'Environmental goals must be community driven', is the message from CBD’s recent workshop.


Gertrude Kenyangi

By the end of this century climate change alone could cause the loss of over half of African bird and mammal species. This, combined with illegal wildlife trade and increasing levels of human-animal conflict, means there is an urgent need to rethink the protection of bio-diversity on the continent.


Last week the Convention on Biological Diversity held its Regional Consultation on the Post-2020 Global Biodiversity Framework for Africa in Addis Ababa, bringing together the leading experts in their fields, from NGOs operating at grassroots levels, to government officials.


With the devastation of Cyclone Idai fresh in delegates minds, there was a heightened sense of urgency to establish what was needed to ensure that the revised targets were ambitious enough to halt further bio-diversity loss and climate change. 


What was clear amongst delegates was that the current framework, outlined in the Aichi goals, does not go far enough to raise awareness of the severity of the situation Africa faces.


Many African leaders have failed to recognise that bio-diversity is inextricably linked to the livelihoods, wellbeing and food and water security of the poorest and most vulnerable people in Africa. With our population set to double by 2050 the pressure on nature is only increasing, and if strong action is not taken now we risk causing irreversible damage to our environment.


Although there are a number of tools that governments could deploy to help prevent further loss of bio-diversity, the most recent IPBES report highlighted to the Regional Consultation that there is a clear link between protected areas and positive bio-diversity trends. Adding credence to the Campaign for Nature’s global deal to protect at least 30% of the planet by 2030.


There are some shining examples of success already on our continent.
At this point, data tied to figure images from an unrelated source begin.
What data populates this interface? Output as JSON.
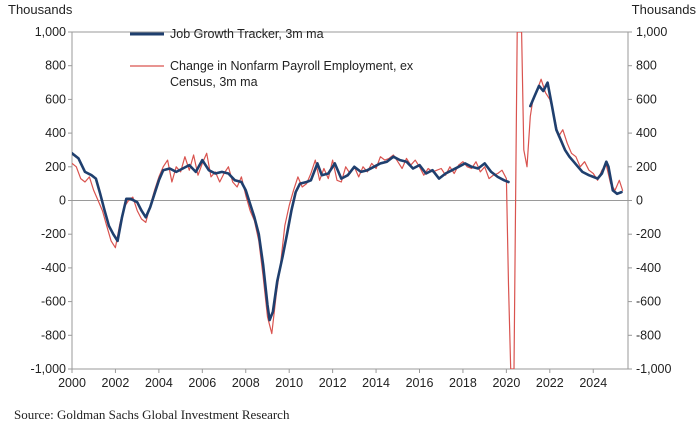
{
  "chart_data": {
    "type": "line",
    "y_unit_left": "Thousands",
    "y_unit_right": "Thousands",
    "xlim": [
      2000,
      2025.6
    ],
    "ylim": [
      -1000,
      1000
    ],
    "x_ticks": [
      "2000",
      "2002",
      "2004",
      "2006",
      "2008",
      "2010",
      "2012",
      "2014",
      "2016",
      "2018",
      "2020",
      "2022",
      "2024"
    ],
    "y_ticks": [
      "1,000",
      "800",
      "600",
      "400",
      "200",
      "0",
      "-200",
      "-400",
      "-600",
      "-800",
      "-1,000"
    ],
    "grid": false,
    "legend_position": "top-left",
    "series": [
      {
        "name": "Job Growth Tracker, 3m ma",
        "color": "#1f3f6e",
        "points": [
          [
            2000.0,
            280
          ],
          [
            2000.3,
            250
          ],
          [
            2000.6,
            170
          ],
          [
            2000.9,
            150
          ],
          [
            2001.1,
            130
          ],
          [
            2001.3,
            40
          ],
          [
            2001.5,
            -60
          ],
          [
            2001.7,
            -150
          ],
          [
            2001.9,
            -200
          ],
          [
            2002.1,
            -240
          ],
          [
            2002.3,
            -100
          ],
          [
            2002.5,
            10
          ],
          [
            2002.7,
            10
          ],
          [
            2003.0,
            -10
          ],
          [
            2003.2,
            -60
          ],
          [
            2003.4,
            -100
          ],
          [
            2003.6,
            -40
          ],
          [
            2003.8,
            40
          ],
          [
            2004.0,
            120
          ],
          [
            2004.2,
            180
          ],
          [
            2004.5,
            190
          ],
          [
            2004.8,
            170
          ],
          [
            2005.1,
            190
          ],
          [
            2005.4,
            210
          ],
          [
            2005.7,
            170
          ],
          [
            2006.0,
            240
          ],
          [
            2006.3,
            180
          ],
          [
            2006.6,
            160
          ],
          [
            2006.9,
            170
          ],
          [
            2007.2,
            160
          ],
          [
            2007.5,
            120
          ],
          [
            2007.8,
            110
          ],
          [
            2008.0,
            60
          ],
          [
            2008.2,
            -20
          ],
          [
            2008.4,
            -100
          ],
          [
            2008.6,
            -200
          ],
          [
            2008.8,
            -380
          ],
          [
            2009.0,
            -620
          ],
          [
            2009.1,
            -710
          ],
          [
            2009.25,
            -660
          ],
          [
            2009.45,
            -480
          ],
          [
            2009.7,
            -330
          ],
          [
            2009.9,
            -200
          ],
          [
            2010.1,
            -60
          ],
          [
            2010.3,
            50
          ],
          [
            2010.5,
            100
          ],
          [
            2010.8,
            110
          ],
          [
            2011.0,
            120
          ],
          [
            2011.3,
            220
          ],
          [
            2011.5,
            150
          ],
          [
            2011.8,
            160
          ],
          [
            2012.1,
            220
          ],
          [
            2012.4,
            130
          ],
          [
            2012.7,
            150
          ],
          [
            2013.0,
            200
          ],
          [
            2013.3,
            170
          ],
          [
            2013.6,
            180
          ],
          [
            2013.9,
            200
          ],
          [
            2014.2,
            220
          ],
          [
            2014.5,
            230
          ],
          [
            2014.8,
            260
          ],
          [
            2015.1,
            240
          ],
          [
            2015.4,
            230
          ],
          [
            2015.7,
            190
          ],
          [
            2016.0,
            210
          ],
          [
            2016.3,
            160
          ],
          [
            2016.6,
            180
          ],
          [
            2016.9,
            130
          ],
          [
            2017.2,
            160
          ],
          [
            2017.5,
            180
          ],
          [
            2017.8,
            200
          ],
          [
            2018.1,
            220
          ],
          [
            2018.4,
            200
          ],
          [
            2018.7,
            190
          ],
          [
            2019.0,
            220
          ],
          [
            2019.3,
            170
          ],
          [
            2019.6,
            140
          ],
          [
            2019.9,
            120
          ],
          [
            2020.1,
            110
          ],
          null,
          [
            2021.1,
            560
          ],
          [
            2021.3,
            620
          ],
          [
            2021.5,
            680
          ],
          [
            2021.7,
            650
          ],
          [
            2021.9,
            700
          ],
          [
            2022.1,
            560
          ],
          [
            2022.3,
            420
          ],
          [
            2022.5,
            360
          ],
          [
            2022.7,
            300
          ],
          [
            2022.9,
            260
          ],
          [
            2023.1,
            230
          ],
          [
            2023.3,
            200
          ],
          [
            2023.5,
            170
          ],
          [
            2023.8,
            150
          ],
          [
            2024.0,
            140
          ],
          [
            2024.2,
            130
          ],
          [
            2024.4,
            160
          ],
          [
            2024.6,
            230
          ],
          [
            2024.7,
            200
          ],
          [
            2024.9,
            60
          ],
          [
            2025.1,
            40
          ],
          [
            2025.3,
            50
          ]
        ]
      },
      {
        "name": "Change in Nonfarm Payroll Employment, ex Census, 3m ma",
        "name_lines": [
          "Change in Nonfarm Payroll Employment, ex",
          "Census, 3m ma"
        ],
        "color": "#d9534f",
        "points": [
          [
            2000.0,
            220
          ],
          [
            2000.2,
            200
          ],
          [
            2000.4,
            130
          ],
          [
            2000.6,
            110
          ],
          [
            2000.8,
            140
          ],
          [
            2001.0,
            60
          ],
          [
            2001.2,
            0
          ],
          [
            2001.4,
            -60
          ],
          [
            2001.6,
            -150
          ],
          [
            2001.8,
            -240
          ],
          [
            2002.0,
            -280
          ],
          [
            2002.2,
            -140
          ],
          [
            2002.4,
            -40
          ],
          [
            2002.6,
            0
          ],
          [
            2002.8,
            20
          ],
          [
            2003.0,
            -60
          ],
          [
            2003.2,
            -110
          ],
          [
            2003.4,
            -130
          ],
          [
            2003.6,
            -30
          ],
          [
            2003.8,
            60
          ],
          [
            2004.0,
            140
          ],
          [
            2004.2,
            200
          ],
          [
            2004.4,
            240
          ],
          [
            2004.6,
            110
          ],
          [
            2004.8,
            200
          ],
          [
            2005.0,
            170
          ],
          [
            2005.2,
            260
          ],
          [
            2005.4,
            180
          ],
          [
            2005.6,
            270
          ],
          [
            2005.8,
            150
          ],
          [
            2006.0,
            220
          ],
          [
            2006.2,
            280
          ],
          [
            2006.4,
            140
          ],
          [
            2006.6,
            170
          ],
          [
            2006.8,
            110
          ],
          [
            2007.0,
            160
          ],
          [
            2007.2,
            200
          ],
          [
            2007.4,
            110
          ],
          [
            2007.6,
            80
          ],
          [
            2007.8,
            140
          ],
          [
            2008.0,
            30
          ],
          [
            2008.2,
            -60
          ],
          [
            2008.4,
            -120
          ],
          [
            2008.6,
            -240
          ],
          [
            2008.8,
            -450
          ],
          [
            2009.0,
            -690
          ],
          [
            2009.2,
            -790
          ],
          [
            2009.4,
            -560
          ],
          [
            2009.6,
            -380
          ],
          [
            2009.8,
            -150
          ],
          [
            2010.0,
            -30
          ],
          [
            2010.2,
            60
          ],
          [
            2010.4,
            140
          ],
          [
            2010.6,
            80
          ],
          [
            2010.8,
            100
          ],
          [
            2011.0,
            160
          ],
          [
            2011.2,
            240
          ],
          [
            2011.4,
            120
          ],
          [
            2011.6,
            190
          ],
          [
            2011.8,
            130
          ],
          [
            2012.0,
            240
          ],
          [
            2012.2,
            120
          ],
          [
            2012.4,
            110
          ],
          [
            2012.6,
            200
          ],
          [
            2012.8,
            160
          ],
          [
            2013.0,
            200
          ],
          [
            2013.2,
            140
          ],
          [
            2013.4,
            200
          ],
          [
            2013.6,
            170
          ],
          [
            2013.8,
            220
          ],
          [
            2014.0,
            190
          ],
          [
            2014.2,
            260
          ],
          [
            2014.4,
            240
          ],
          [
            2014.6,
            250
          ],
          [
            2014.8,
            270
          ],
          [
            2015.0,
            230
          ],
          [
            2015.2,
            190
          ],
          [
            2015.4,
            250
          ],
          [
            2015.6,
            210
          ],
          [
            2015.8,
            240
          ],
          [
            2016.0,
            200
          ],
          [
            2016.2,
            150
          ],
          [
            2016.4,
            190
          ],
          [
            2016.6,
            170
          ],
          [
            2016.8,
            180
          ],
          [
            2017.0,
            190
          ],
          [
            2017.2,
            150
          ],
          [
            2017.4,
            200
          ],
          [
            2017.6,
            160
          ],
          [
            2017.8,
            210
          ],
          [
            2018.0,
            230
          ],
          [
            2018.2,
            200
          ],
          [
            2018.4,
            190
          ],
          [
            2018.6,
            230
          ],
          [
            2018.8,
            170
          ],
          [
            2019.0,
            200
          ],
          [
            2019.2,
            130
          ],
          [
            2019.4,
            150
          ],
          [
            2019.6,
            160
          ],
          [
            2019.8,
            180
          ],
          [
            2020.0,
            130
          ],
          [
            2020.1,
            -500
          ],
          [
            2020.2,
            -1000
          ],
          [
            2020.35,
            -1000
          ],
          [
            2020.5,
            1000
          ],
          [
            2020.7,
            1000
          ],
          [
            2020.8,
            300
          ],
          [
            2020.95,
            200
          ],
          [
            2021.1,
            500
          ],
          [
            2021.2,
            580
          ],
          [
            2021.4,
            650
          ],
          [
            2021.6,
            720
          ],
          [
            2021.8,
            640
          ],
          [
            2022.0,
            600
          ],
          [
            2022.2,
            500
          ],
          [
            2022.4,
            380
          ],
          [
            2022.6,
            420
          ],
          [
            2022.8,
            340
          ],
          [
            2023.0,
            280
          ],
          [
            2023.2,
            260
          ],
          [
            2023.4,
            200
          ],
          [
            2023.6,
            230
          ],
          [
            2023.8,
            180
          ],
          [
            2024.0,
            160
          ],
          [
            2024.2,
            120
          ],
          [
            2024.4,
            180
          ],
          [
            2024.6,
            210
          ],
          [
            2024.8,
            100
          ],
          [
            2025.0,
            60
          ],
          [
            2025.2,
            120
          ],
          [
            2025.35,
            60
          ]
        ]
      }
    ]
  },
  "source": "Source: Goldman Sachs Global Investment Research"
}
Namibia and Botswana have already taken action to protect  30% of their land; Rwanda has been bold in its ambitions to conserve bio-diversity by protecting their mountain forests in law; and the meeting’s host, Ethiopia, have been developing a ‘Green Economy’ Strategy to ensure its socio-economic development takes place in harmony with nature.


In addition, calls for more ambitious protected area targets were echoed by non-governmental stakeholders such as APAC, WWF NEPAD and CABI.


Indeed, CABI’s Senior Scientist noted; ‘Protected areas remain the only place where threatened flora and fauna are protected from the adverse effects of invasive species, pests and disease.’


However, it’s not just political leaders and global institutions who will decide the fate of Africa’s bio-diversity. What was clear at this Regional Consultation was that for the new Framework to be a success indigenous peoples and local communities must be at the forefront of any new goals, and protected areas offer an opportunity for nature and people to live in harmony.

This was reinforced by Edward Samuriwo, Zimbabwe’s Director of Environment and Natural Resources, who said ‘Zimbabwe was very pleased by the enthusiasm of African delegates at the CBD regional workshop in Addis, there is a strong sense that we need to be more ambitious and innovative when it comes to revising the Post-2020 Framework, for Zimbabwe this means more community led protected areas.’

Kebaabetswe Keoagile, Botswana’s government representative, summarised her country’s position as, ‘Botswana has placed environmental management in her top priorities in recognition of the role it places in sustaining the economy and more importantly, the role it plays in supporting the rural communities. This is pursued mainly through a network of protected areas and we have seen real success with our Community-Based Natural Resources Management Policy which encourages equitable benefit sharing amongst rural communities from the Sustainable utilisation of natural resources surrounding them.’


The last 10 years have demonstrated clearly that if local communities and indigenous people are not considered and consulted when formulating environmental goals and targets, their effectiveness is limited. If we can collectively follow the example set by nations’ such as Botswana and Namibia, and ensure that 30% of land and sea globally is protected by empowered communities, both bio-diversity and local economies can thrive. This is a challenge we must work together to rise to, before it is too late.



Gertrude Kenyangi is an Ambassador for the Campaign for Nature and Executive Director for the Support for Women in Agriculture and Environment (SWAGEN).